Project finance has been hampered by misperceptions of its riskiness — among bankers and regulators alike. Although its risk-return profile is better than vanilla corporate lending, the Basle II risk proposals could weaken the market further. Paul Ashley of Oliver, Wyman looks at the threat and possible solutions.

Project finance is facing its greatest external threat for many years. Despite being less risky than lending to corporates it is penalized by the new Basle capital accord (Basle II). As it stands, Basle II will fundamentally alter the structure of the market. A greater polarization will occur between price makers and price takers, and non-bank players will grow at the expense of banks unable to qualify for advanced status. Over the long term, the project finance market has the potential to grow disproportionately when compared with commercial banking as a whole and in theory should represent an attractive proposition for banks looking for balance sheet income.
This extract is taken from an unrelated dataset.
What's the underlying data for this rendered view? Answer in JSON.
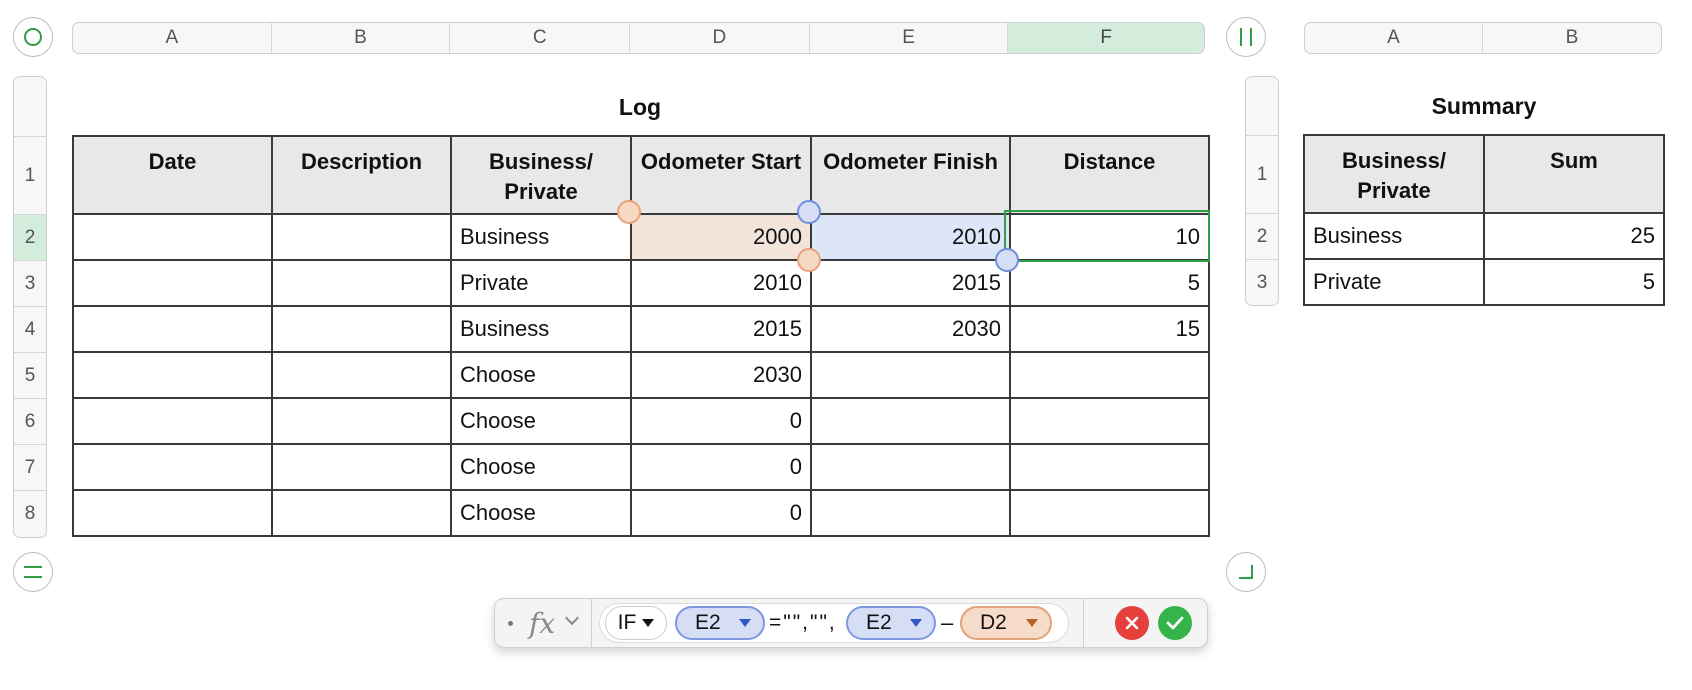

Demand is set to greatly outstrip supply. The vast market for infrastructure projects in the emerging markets, huge growth in renewable energy, and the expansion of the private finance initiative concept in the developed economies - for everything from toll roads to airports and from schools to hospitals - show no signs of slowdown. According to financial services strategy consulting firm Oliver, Wyman, there will be global demand of $2 trillion to $3 trillion in the next five years compared with total global funding of around $1 trillion in the past five years.